OREANDA-NEWS. April 25, 2012. The International Monetary Fund (IMF) raised its projections for the global economic growth in 2012 and 2013, but cautioned risks, especially a renewed crisis in Europe, still linger.
 
"With the passing of the crisis, and some good news about the U.S. economy, some optimism has returned," said the IMF in its latest World Economic Outlook (WEO) report.
 
"It should remain tempered," the Washington-based multinational institution cautioned, saying the risk of another crisis is still very much "present" and could well affect both advanced and emerging economies.
 
According to the report, the world economy would grow at a pace of 3.5 in 2012, 0.2 percentage point higher than the previous estimate in January.
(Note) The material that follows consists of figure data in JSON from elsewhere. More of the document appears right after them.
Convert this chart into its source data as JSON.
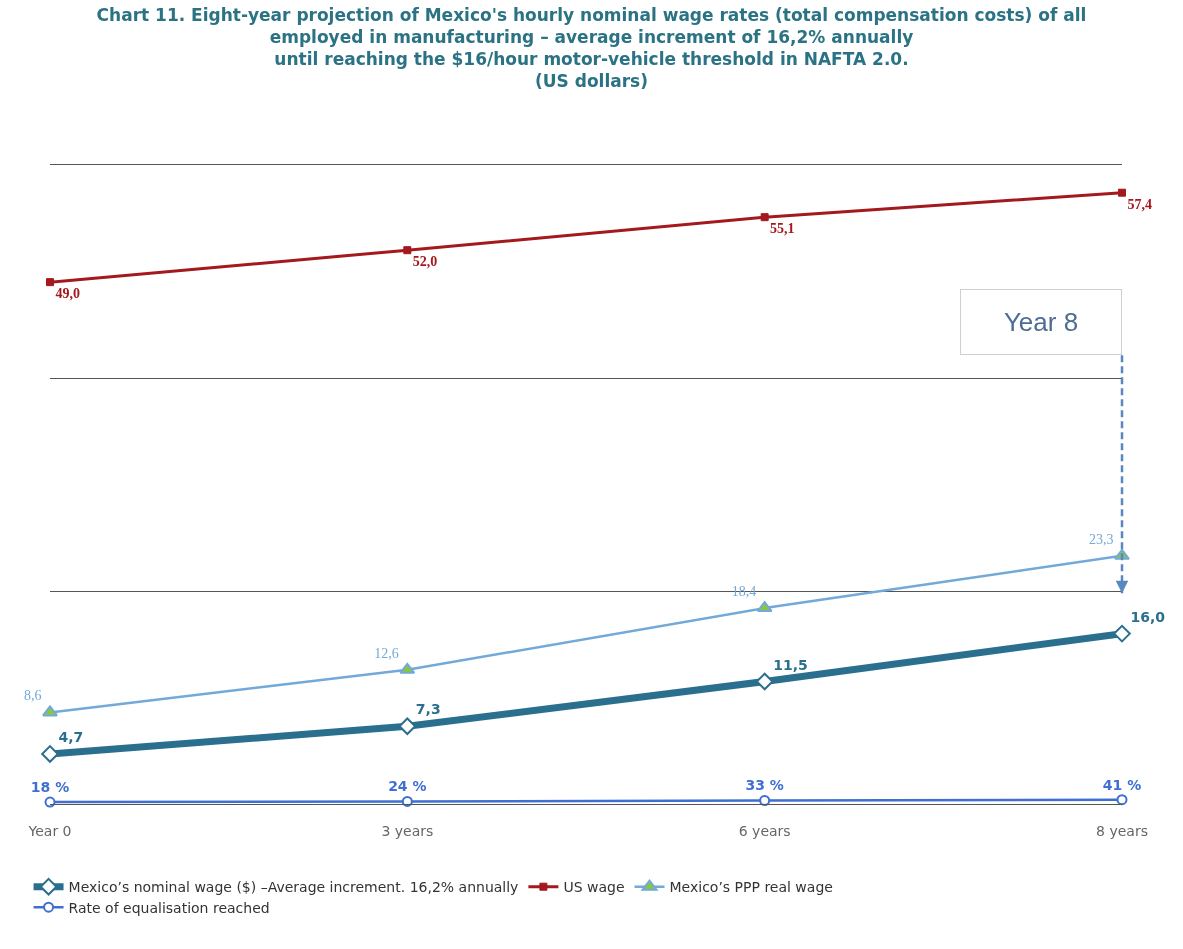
{
  "chart_data": {
    "type": "line",
    "title": "Chart 11. Eight-year projection of Mexico's hourly nominal wage rates (total compensation costs) of all\nemployed in manufacturing – average increment of 16,2% annually\nuntil reaching the $16/hour motor-vehicle threshold in NAFTA 2.0.\n(US dollars)",
    "categories": [
      "Year 0",
      "3 years",
      "6 years",
      "8 years"
    ],
    "series": [
      {
        "name": "Mexico’s nominal wage ($) –Average increment. 16,2% annually",
        "color": "#2b6f8e",
        "values": [
          4.7,
          7.3,
          11.5,
          16.0
        ],
        "value_labels": [
          "4,7",
          "7,3",
          "11,5",
          "16,0"
        ],
        "marker": "diamond",
        "colors": [
          "#ffffff",
          "#ffffff",
          "#ffffff",
          "#ffffff"
        ]
      },
      {
        "name": "US wage",
        "color": "#a3191e",
        "values": [
          49.0,
          52.0,
          55.1,
          57.4
        ],
        "value_labels": [
          "49,0",
          "52,0",
          "55,1",
          "57,4"
        ],
        "marker": "square"
      },
      {
        "name": "Mexico’s PPP real wage",
        "color": "#72a9d8",
        "values": [
          8.6,
          12.6,
          18.4,
          23.3
        ],
        "value_labels": [
          "8,6",
          "12,6",
          "18,4",
          "23,3"
        ],
        "marker": "triangle",
        "colors": [
          "#8cc63f",
          "#8cc63f",
          "#8cc63f",
          "#8cc63f"
        ]
      },
      {
        "name": "Rate of equalisation reached",
        "color": "#3f6fd1",
        "values": [
          0.18,
          0.24,
          0.33,
          0.41
        ],
        "value_labels": [
          "18 %",
          "24 %",
          "33 %",
          "41 %"
        ],
        "marker": "circle",
        "colors": [
          "#ffffff",
          "#ffffff",
          "#ffffff",
          "#ffffff"
        ]
      }
    ],
    "ylim": [
      0,
      60
    ],
    "yticks": [
      {
        "value": 20,
        "label": null
      },
      {
        "value": 40,
        "label": null
      }
    ],
    "grid": "y",
    "tick_labels": "x",
    "legend": "bottom left",
    "line_style": "solid",
    "annotations": [
      "Year 8"
    ]
  }
}
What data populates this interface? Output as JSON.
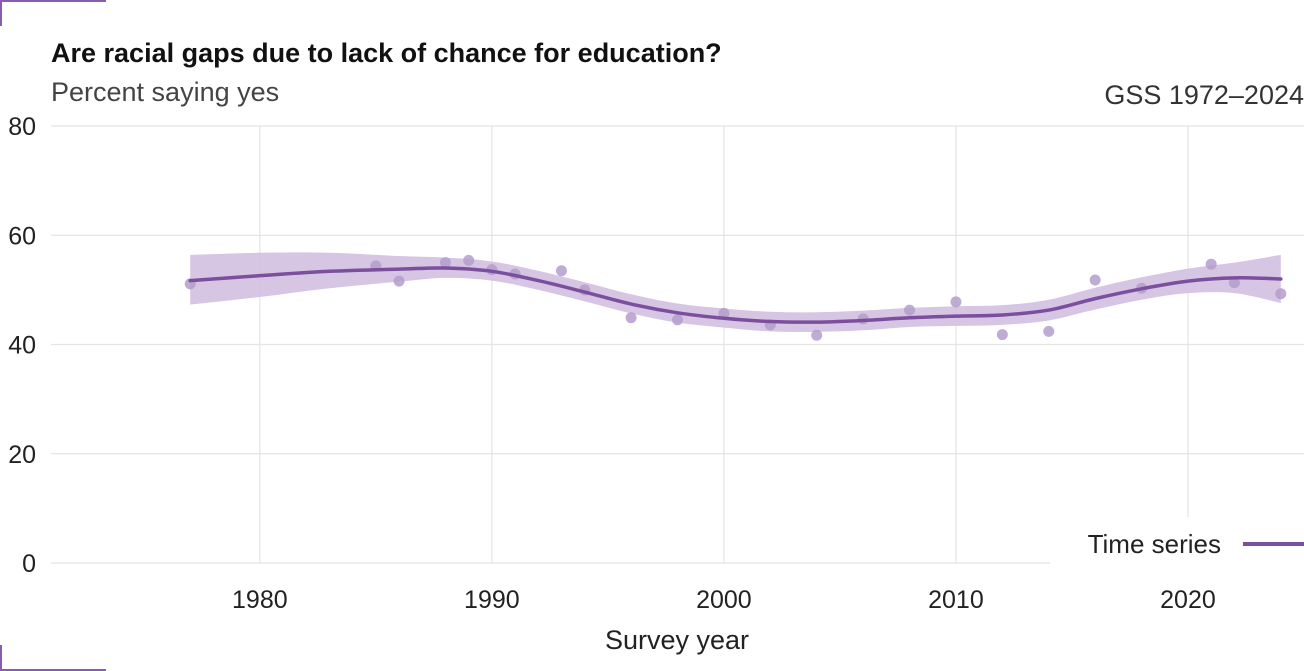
{
  "chart_data": {
    "type": "line",
    "title": "Are racial gaps due to lack of chance for education?",
    "subtitle": "Percent saying yes",
    "source_note": "GSS 1972–2024",
    "xlabel": "Survey year",
    "ylabel": "",
    "xlim": [
      1971,
      2025
    ],
    "ylim": [
      0,
      80
    ],
    "x_ticks": [
      1980,
      1990,
      2000,
      2010,
      2020
    ],
    "y_ticks": [
      0,
      20,
      40,
      60,
      80
    ],
    "grid": true,
    "legend": {
      "position": "bottom-right",
      "entries": [
        "Time series"
      ]
    },
    "colors": {
      "series": "#7b4f9e",
      "band": "#d4c2e2",
      "points": "#b49ccb",
      "grid": "#e4e4e4",
      "corner": "#8a5cb0"
    },
    "series": [
      {
        "name": "Time series",
        "points": [
          {
            "x": 1977,
            "y": 51.1
          },
          {
            "x": 1985,
            "y": 54.4
          },
          {
            "x": 1986,
            "y": 51.6
          },
          {
            "x": 1988,
            "y": 55.0
          },
          {
            "x": 1989,
            "y": 55.4
          },
          {
            "x": 1990,
            "y": 53.7
          },
          {
            "x": 1991,
            "y": 52.9
          },
          {
            "x": 1993,
            "y": 53.5
          },
          {
            "x": 1994,
            "y": 50.0
          },
          {
            "x": 1996,
            "y": 44.9
          },
          {
            "x": 1998,
            "y": 44.5
          },
          {
            "x": 2000,
            "y": 45.7
          },
          {
            "x": 2002,
            "y": 43.6
          },
          {
            "x": 2004,
            "y": 41.7
          },
          {
            "x": 2006,
            "y": 44.7
          },
          {
            "x": 2008,
            "y": 46.3
          },
          {
            "x": 2010,
            "y": 47.8
          },
          {
            "x": 2012,
            "y": 41.8
          },
          {
            "x": 2014,
            "y": 42.4
          },
          {
            "x": 2016,
            "y": 51.8
          },
          {
            "x": 2018,
            "y": 50.3
          },
          {
            "x": 2021,
            "y": 54.7
          },
          {
            "x": 2022,
            "y": 51.3
          },
          {
            "x": 2024,
            "y": 49.3
          }
        ],
        "trend": [
          {
            "x": 1977,
            "y": 51.7,
            "lo": 47.3,
            "hi": 56.4
          },
          {
            "x": 1980,
            "y": 52.6,
            "lo": 48.7,
            "hi": 56.8
          },
          {
            "x": 1983,
            "y": 53.4,
            "lo": 50.3,
            "hi": 56.8
          },
          {
            "x": 1986,
            "y": 53.8,
            "lo": 51.5,
            "hi": 56.2
          },
          {
            "x": 1988,
            "y": 54.0,
            "lo": 52.2,
            "hi": 55.9
          },
          {
            "x": 1990,
            "y": 53.4,
            "lo": 51.7,
            "hi": 55.2
          },
          {
            "x": 1992,
            "y": 51.7,
            "lo": 50.0,
            "hi": 53.5
          },
          {
            "x": 1994,
            "y": 49.6,
            "lo": 47.9,
            "hi": 51.4
          },
          {
            "x": 1996,
            "y": 47.4,
            "lo": 45.7,
            "hi": 49.2
          },
          {
            "x": 1998,
            "y": 45.8,
            "lo": 44.0,
            "hi": 47.5
          },
          {
            "x": 2000,
            "y": 44.8,
            "lo": 43.1,
            "hi": 46.6
          },
          {
            "x": 2002,
            "y": 44.2,
            "lo": 42.4,
            "hi": 46.0
          },
          {
            "x": 2004,
            "y": 44.1,
            "lo": 42.3,
            "hi": 45.9
          },
          {
            "x": 2006,
            "y": 44.4,
            "lo": 42.6,
            "hi": 46.2
          },
          {
            "x": 2008,
            "y": 44.9,
            "lo": 43.2,
            "hi": 46.7
          },
          {
            "x": 2010,
            "y": 45.2,
            "lo": 43.4,
            "hi": 47.0
          },
          {
            "x": 2012,
            "y": 45.4,
            "lo": 43.6,
            "hi": 47.2
          },
          {
            "x": 2014,
            "y": 46.3,
            "lo": 44.4,
            "hi": 48.2
          },
          {
            "x": 2016,
            "y": 48.4,
            "lo": 46.4,
            "hi": 50.4
          },
          {
            "x": 2018,
            "y": 50.2,
            "lo": 48.2,
            "hi": 52.3
          },
          {
            "x": 2020,
            "y": 51.6,
            "lo": 49.4,
            "hi": 53.9
          },
          {
            "x": 2022,
            "y": 52.2,
            "lo": 49.4,
            "hi": 55.0
          },
          {
            "x": 2024,
            "y": 52.0,
            "lo": 47.6,
            "hi": 56.4
          }
        ]
      }
    ]
  }
}
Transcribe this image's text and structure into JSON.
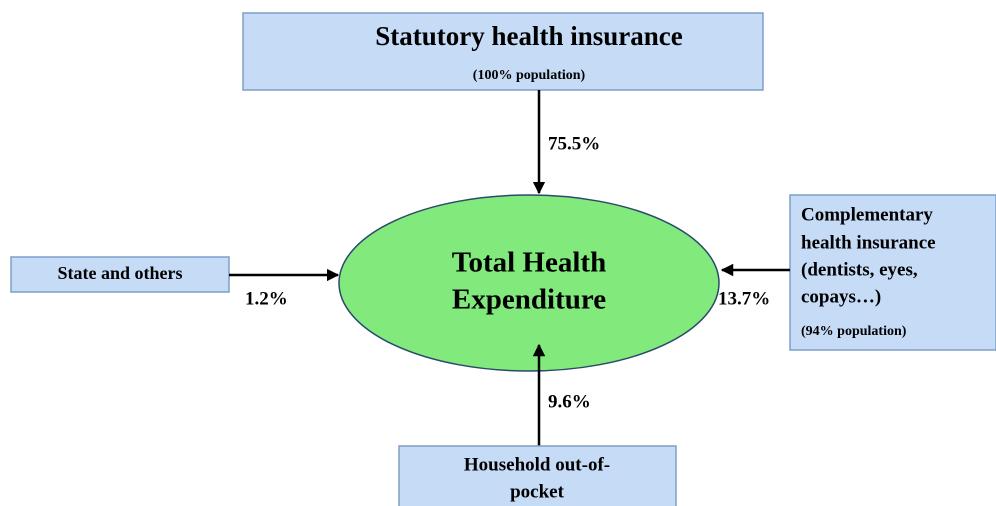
{
  "nodes": [
    {
      "lines": [
        "Statutory health insurance"
      ],
      "note": "(100% population)"
    },
    {
      "lines": [
        "State and others"
      ]
    },
    {
      "lines": [
        "Total Health",
        "Expenditure"
      ]
    },
    {
      "lines": [
        "Complementary",
        "health insurance",
        "(dentists, eyes,",
        "copays…)"
      ],
      "note": "(94% population)"
    },
    {
      "lines": [
        "Household out-of-",
        "pocket"
      ]
    }
  ],
  "flows": [
    {
      "from": "Statutory health insurance",
      "label": "75.5%"
    },
    {
      "from": "State and others",
      "label": "1.2%"
    },
    {
      "from": "Complementary health insurance",
      "label": "13.7%"
    },
    {
      "from": "Household out-of-pocket",
      "label": "9.6%"
    }
  ]
}
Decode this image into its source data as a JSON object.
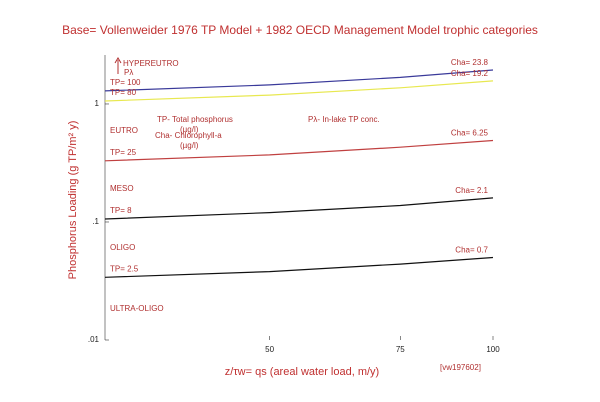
{
  "chart_data": {
    "type": "line",
    "title": "Base= Vollenweider 1976 TP Model + 1982 OECD Management Model trophic categories",
    "x_label": "z/τw= qs (areal water load, m/y)",
    "y_label": "Phosphorus Loading (g TP/m² y)",
    "x_log": true,
    "y_log": true,
    "xlim": [
      30,
      100
    ],
    "ylim": [
      0.01,
      2.6
    ],
    "xticks": [
      50,
      75,
      100
    ],
    "yticks": [
      {
        "value": 0.01,
        "label": ".01"
      },
      {
        "value": 0.1,
        "label": ".1"
      },
      1
    ],
    "x": [
      30,
      50,
      75,
      100
    ],
    "series": [
      {
        "name": "TP= 100",
        "label": "Cha= 23.8",
        "color": "#3a3a9a",
        "values": [
          1.29,
          1.45,
          1.68,
          1.94
        ]
      },
      {
        "name": "TP= 80",
        "label": "Cha= 19.2",
        "color": "#e8e850",
        "values": [
          1.06,
          1.19,
          1.37,
          1.57
        ]
      },
      {
        "name": "TP= 25",
        "label": "Cha= 6.25",
        "color": "#c04040",
        "values": [
          0.33,
          0.37,
          0.43,
          0.49
        ]
      },
      {
        "name": "TP= 8",
        "label": "Cha= 2.1",
        "color": "#111111",
        "values": [
          0.106,
          0.12,
          0.138,
          0.16
        ]
      },
      {
        "name": "TP= 2.5",
        "label": "Cha= 0.7",
        "color": "#111111",
        "values": [
          0.034,
          0.038,
          0.044,
          0.05
        ]
      }
    ],
    "categories_trophic": [
      "HYPEREUTRO",
      "EUTRO",
      "MESO",
      "OLIGO",
      "ULTRA-OLIGO"
    ],
    "annotations": [
      "TP- Total phosphorus",
      "(µg/l)",
      "Cha- Chlorophyll-a",
      "(µg/l)",
      "Pλ- In-lake TP conc.",
      "Pλ",
      "[vw197602]"
    ]
  }
}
Advanced economies would grow at 1.4 percent while emerging and developing economies would expand at a much higher 5.7 percent.
 
For the year of 2013, the world economic activities would pick up steam and growth would strengthen to 4.1 percent, the Fund projected.
 
"Our baseline is constructed on the assumption that another European flare-up will be avoided, but that uncertainty will linger on," Olivier Blanchard, IMF chief economist, said Tuesday at a news conference at the Fund.
 
The IMF recognized recent improvement in the U.S. economy, predicting growth of 2.1 percent in 2012 and 2.4 percent in 2013. "Risks to the outlook are more balanced but still tend to the downside given fiscal uncertainty, weakness in the housing market, and potential spillovers from Europe," it noted.
 
The Fund said situation stabilized since early January in Europe with improving financial market sentiment and encouraging signals for activity.
 
Near-term prospects and risks for Europe depend importantly on the course of events in the euro area, the IMF noted. It predicted the economy in the euro area would contract by 0.3 percent in 2012 and improve to positive in the course of 2013.
 
"Much weaker external demand has dimmed the outlook for Asia," the IMF said. However, resilient domestic demand in China, limited financial spillovers, room for policy easing, and the capacity of Asia banks to step in as European banks deleverage suggest that the "soft landing" under way is likely to continue, the IMF noted.
 
The report noted fiscal consolidation and bank deleveraging would be the two main brakes on growth in advanced economies.
 
"Fiscal consolidation is needed and is processing, but is weighing on growth. Bank deleveraging is also needed, but is leading, especially in Europe, to tight credit," Blanchard explained.
 
He pointed out that right strategy should be combining immediate fiscal adjustment with credible long-term commitments.
 
Emerging countries, which may suffer from volatile capital flows, have enough policy room to maintain a solid growth.
 
While regarding geopolitical tension affecting the oil market as surely a risk, the IMF argued the main risk for the global economy remains another acute crisis in Europe.
 
As for the policy implications, the IMF said measures should be taken in Europe to decrease the links between sovereigns and banks, from the creation of euro level deposit insurance to the introduction of limited forms of eurobonds.
 
The IMF mentioned the highest priority is to durably increase growth in advanced economies, especially in Europe. "For the moment, the focus should be on measures that increase demand."
 
"While we expect growth in many emerging and developing economies to continue at a relatively solid pace, growth in industrialized economies is going to remain very weak and vulnerable," Jorg Decressin, deputy director of the IMF's research department told Xinhua.
 
"The growth in advanced economies would only strengthen gradually as they are implementing fiscal adjustment which would continue to weigh on growth,...but we are expecting this will materialize in the course of 2013," he said.